Here is how you can prove it to yourself:

You can keep dropout activated during test time as an experiment and see that the test accuracy, when dropout remains on, does indeed decrease to be below the training accuracy.
You can keep everything else fixed and just parametrically dial down the dropout % in each dropout layer. Usually 0.5 (50%) is a default, but you’ll see for a fixed training/test split that as that parameter goes from 0.5 —> 0.25 —> 0.1 —> 0.05 —> 0 that the training accuracy will increase back to be at/above the test accuracy.

You can also rule out the possibility you had a rare split that led to an easy test set and hard training set by splitting randomly over and over and seeing that this phenomenology is not rare, but the norm across nearly all splits, but if 1 and 2 above exhibit behavior consistent with dropout being the reason, then I see this last exercise as a waste of time unless you just want to win an argument against someone who insists it is due to a “bad” split.
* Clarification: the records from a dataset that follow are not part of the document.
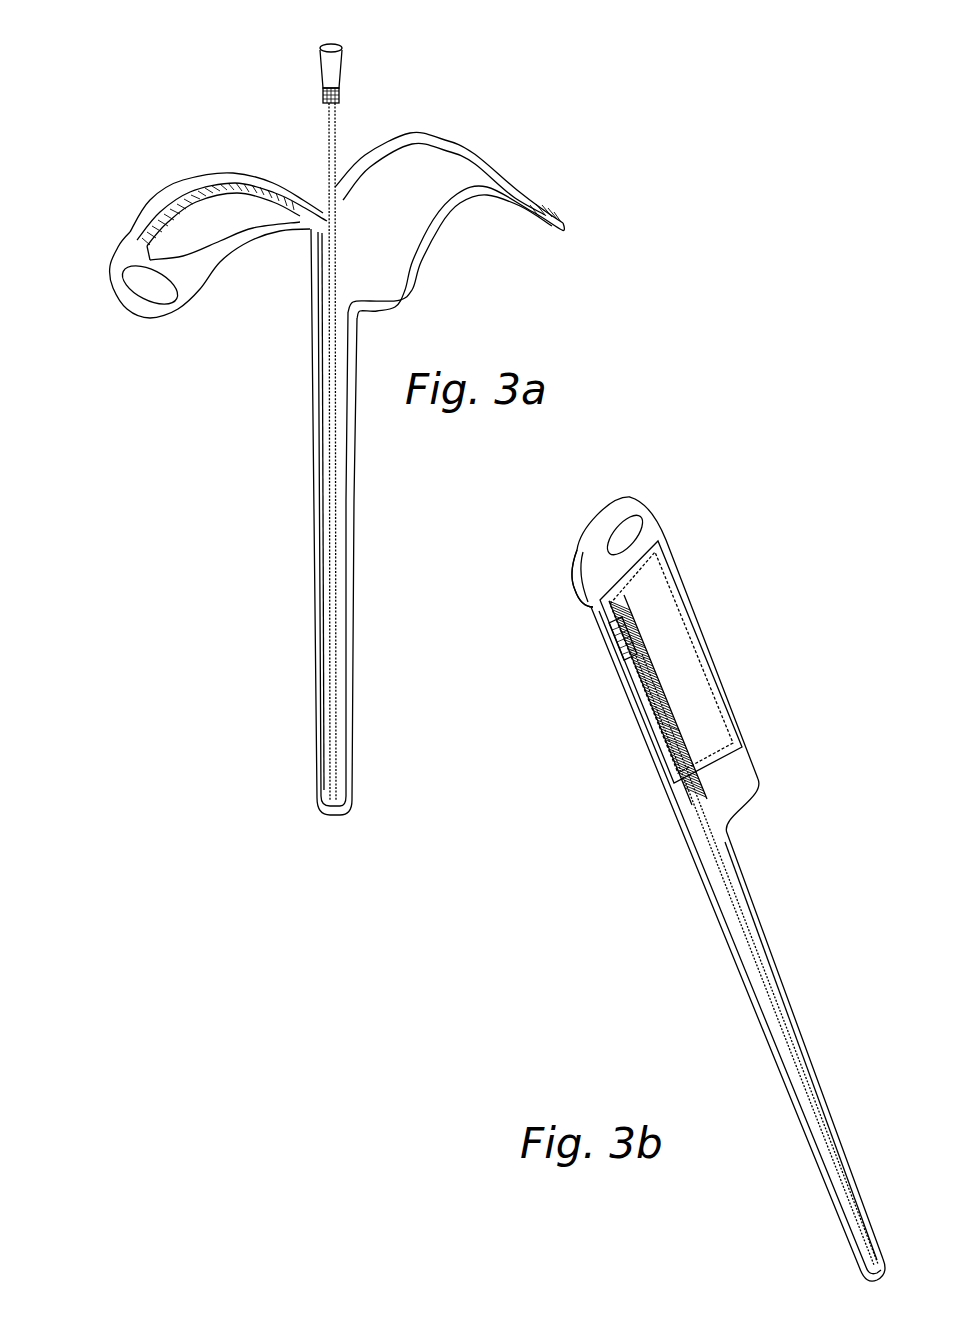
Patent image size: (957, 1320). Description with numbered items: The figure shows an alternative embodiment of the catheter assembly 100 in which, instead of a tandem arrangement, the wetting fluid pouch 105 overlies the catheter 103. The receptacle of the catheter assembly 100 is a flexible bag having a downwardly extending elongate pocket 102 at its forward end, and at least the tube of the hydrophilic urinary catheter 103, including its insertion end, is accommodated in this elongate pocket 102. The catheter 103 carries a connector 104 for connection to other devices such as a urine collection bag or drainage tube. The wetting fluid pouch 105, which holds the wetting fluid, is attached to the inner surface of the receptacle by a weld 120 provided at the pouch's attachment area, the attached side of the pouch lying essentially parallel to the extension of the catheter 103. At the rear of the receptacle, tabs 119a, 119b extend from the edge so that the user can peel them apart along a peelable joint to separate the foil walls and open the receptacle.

In FIG. 3A, the catheter assembly 100 is at (285, 470).
In FIG. 3B, the catheter assembly 100 is at (665, 869).
In FIG. 3A, the elongate pocket 102 is at (323, 663).
In FIG. 3B, the elongate pocket 102 is at (782, 1060).
In FIG. 3A, the hydrophilic urinary catheter 103 is at (338, 130).
In FIG. 3B, the hydrophilic urinary catheter 103 is at (762, 968).
In FIG. 3A, the connector 104 is at (323, 73).
In FIG. 3B, the connector 104 is at (662, 595).
In FIG. 3A, the wetting fluid pouch 105 is at (208, 197).
In FIG. 3B, the wetting fluid pouch 105 is at (672, 665).
In FIG. 3A, the tab 119a is at (130, 257).
In FIG. 3B, the tab 119a is at (637, 511).
In FIG. 3A, the tab 119b is at (537, 205).
In FIG. 3B, the tab 119b is at (580, 560).
In FIG. 3A, the weld 120 is at (257, 217).
In FIG. 3B, the weld 120 is at (667, 716).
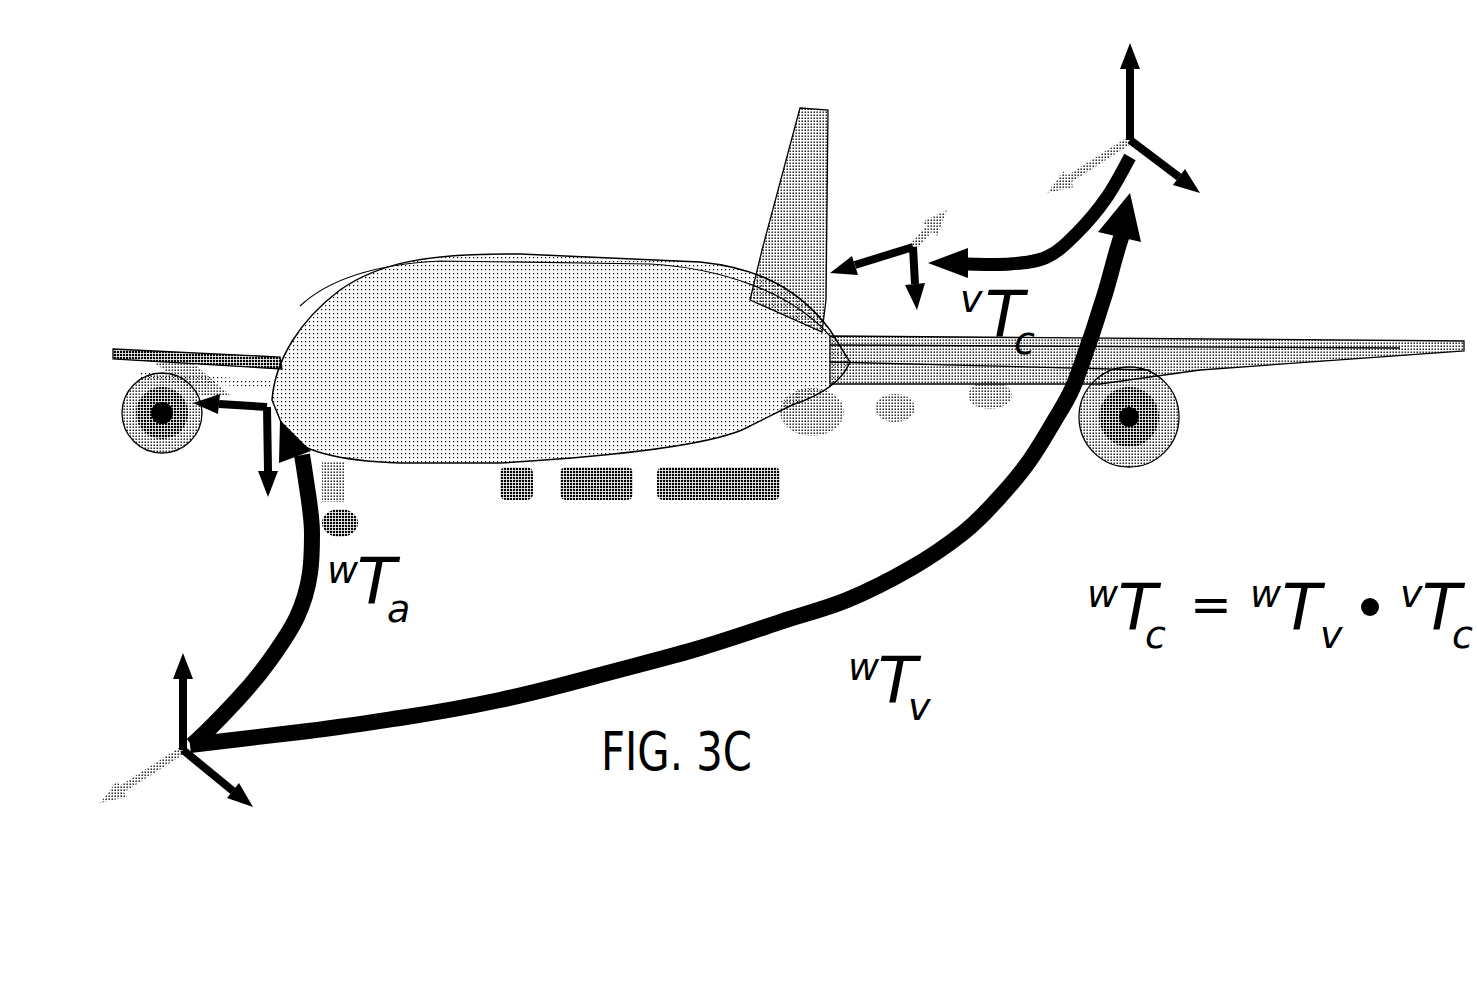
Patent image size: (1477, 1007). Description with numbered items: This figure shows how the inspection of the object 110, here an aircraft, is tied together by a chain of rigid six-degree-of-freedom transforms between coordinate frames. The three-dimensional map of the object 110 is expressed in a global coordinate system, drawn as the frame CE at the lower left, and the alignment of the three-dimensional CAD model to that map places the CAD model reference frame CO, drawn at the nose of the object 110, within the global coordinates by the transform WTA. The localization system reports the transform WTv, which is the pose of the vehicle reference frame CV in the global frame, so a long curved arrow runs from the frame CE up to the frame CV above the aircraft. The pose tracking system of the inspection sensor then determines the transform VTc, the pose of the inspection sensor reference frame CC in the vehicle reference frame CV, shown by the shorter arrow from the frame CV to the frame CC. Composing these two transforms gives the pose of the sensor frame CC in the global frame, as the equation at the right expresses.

If they really insist that vs. just propose it as a possible reason, then they don’t have much real-world experience using dropout! This is very common, nothing wrong, telltale sign of dropout.

No_Slide_1942 t1_iso8k41 wrote on October 17, 2022 at 1:41 PM

The same thing is happening without dropout. What should I do?

BrotherAmazing t1_iso8zyl wrote on October 17, 2022 at 1:45 PM

If you have a different problem where this happens without dropout then you may indeed want to make sure the training/test split isn’t a “bad” one and do k-fold validation.

The other thing to check would be other regularizers you may be using during training but not test that make it harder for the network to do well on training sets; i.e., you can dial down data augmentation if you are using that, and so on.

Things people have touched upon already for the most part, but this is very common to see when using dropout layers.

redditnit21 OP t1_isoa0lc wrote on October 17, 2022 at 1:52 PM

I commented from the different account by mistake. After looking at everyone’s comment. I tried without dropout and the same thing is happening. I am not using any data augmentation except the rescaling (1/.255).

BrotherAmazing t1_isosnle wrote on October 17, 2022 at 4:11 PM

Then indeed I would try different randomized training/test set splits to rule that out as one step in the debugging.